Foi nesses termos que, na década passada, o IPT (Instituto de Pesquisas Tecnológicas) propôs um programa simples para esses lugares. O chefe do Laboratório de Segurança ao Fogo e a Explosões do instituto, Antonio Fernando Berto, conta que o projeto saiu do papel na favela da Vila Dalva (zona oeste), com apoio da prefeitura e do Corpo de Bombeiros.

“Foi um sucesso. Eles apagaram mais de uma centena de princípios de incêndio, até mesmo fora da favela.” Berto afirma que técnicos da prefeitura foram treinados para implantar o programa em outras comunidades, mas que a ação foi descontinuada nesta década após as trocas na administração municipal.

O Corpo de Bombeiros reitera o potencial de segurança oferecido pelo treinamento de brigadas comunitárias. “O bombeiro pode ter uma ação de educação pública”, diz o capitão Marcos Palumbo, porta-voz da corporação no estado.

O promotor César Ricardo Martins, da área de Habitação do Ministério Público de São Paulo, cita ainda como ações possíveis a criação de rotas de fuga e o alargamento de vias para propiciar o combate ao incêndio. Martins lembra o caso da favela do Moinho, no centro, que passou por sucessivos incêndios. “Um dos problemas detectados logo no primeiro foi exatamente o fato de ser impossível o acesso de viaturas dos bombeiros para fazer o combate.”

Marcelo Lima, que também preside o Instituto Sprinkler Brasil, reforça a importância de se manter o tema em evidência, na esteira das recentes tragédias como a do Ninho do Urubu e do Museu Nacional, ambos no Rio de Janeiro. “O brasileiro não acredita que incêndio é problema. Se não for assunto, não vai ser importante para ninguém.”

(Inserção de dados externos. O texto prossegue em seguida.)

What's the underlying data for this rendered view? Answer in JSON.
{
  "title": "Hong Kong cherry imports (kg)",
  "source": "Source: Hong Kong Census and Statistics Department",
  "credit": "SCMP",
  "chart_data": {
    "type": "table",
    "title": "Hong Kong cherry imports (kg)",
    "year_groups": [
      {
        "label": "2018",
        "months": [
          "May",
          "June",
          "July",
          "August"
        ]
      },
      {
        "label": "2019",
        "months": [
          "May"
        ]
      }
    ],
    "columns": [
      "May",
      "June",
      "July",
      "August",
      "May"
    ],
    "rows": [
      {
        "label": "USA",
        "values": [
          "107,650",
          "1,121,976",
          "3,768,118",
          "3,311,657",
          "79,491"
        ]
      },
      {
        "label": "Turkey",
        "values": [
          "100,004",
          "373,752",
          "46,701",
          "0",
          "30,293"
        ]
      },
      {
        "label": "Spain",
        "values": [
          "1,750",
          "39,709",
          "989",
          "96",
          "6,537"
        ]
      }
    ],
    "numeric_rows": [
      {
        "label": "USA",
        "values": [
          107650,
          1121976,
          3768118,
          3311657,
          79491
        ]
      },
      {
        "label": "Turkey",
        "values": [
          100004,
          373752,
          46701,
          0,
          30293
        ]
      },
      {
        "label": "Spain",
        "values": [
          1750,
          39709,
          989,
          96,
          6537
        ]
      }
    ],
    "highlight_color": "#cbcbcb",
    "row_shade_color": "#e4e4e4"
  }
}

No caso de um edifício como o Wilton Paes de Almeida, que colapsou no largo do Paissandu, o poder de polícia do Corpo de Bombeiros não teria muito efeito prático para, por exemplo, uma interdição e readequação do local, segundo o promotor Martins. “A estrutura [legal] foi montada a partir da condição de regularidade”, diz, para explicar em seguida. “Nos prédios invadidos ou favelas não tem ninguém que responda por aquelas circunstâncias.”

Para tais, o mecanismo ainda é o mesmo: o Corpo de Bombeiros aciona o Ministério Público, que aciona a prefeitura para que algo seja feito. Após a tragédia com o prédio do centro, uma força-tarefa fez um mutirão de visitas a ocupações para mensurar riscos. Segundo a gestão Bruno Covas (PSDB), foram visitados 75 imóveis, dos quais 51 estão ocupados.

Destes, 16 são prédios públicos, e a prefeitura quer transformar 11 deles em moradia popular ou equipamento público. A segunda etapa de vistorias, para verificar se as ocupações seguiram as medidas propostas pela Defesa Civil, teve início em dezembro.

Entre as medidas estavam a desocupação preventiva de alguns andares, a remoção de divisórias de madeira e demais materiais combustíveis, e a adequação das instalações elétricas. Como ação mitigadora, a implantação de brigada também foi indicada.

“As ações mitigatórias impediram que uma tragédia ocorresse em 21 de novembro, quando um bloco de um prédio ocupado na República, região central, pegou fogo”, diz a prefeitura. O edifício foi um dos que receberam visita técnica da Defesa Civil.

O órgão diz ter proposto ações mais simples e fáceis de serem colocadas em prática, como instalação de alarme de incêndio, remoção de lixo acumulado e cursos de brigada de incêndio. “Ninguém ficou ferido”, informa a prefeitura.

Na última quinta-feira (25), o Ministério Público anunciou que ingressou com as primeiras 12 ações civis públicas de requalificação de prédios ocupados na região central. Isso significa que não foi necessária a interdição desses prédios, e que foram recomendadas obras de adequação do edifício a condições mínimas de segurança.

A marginalização de parte da população em decorrência de acentuada desigualdade social vai continuar a produzir comunidades como os prédios e terrenos invadidos. Enquanto o problema habitacional persistir, essas parecem ser soluções razoáveis para proteger vidas.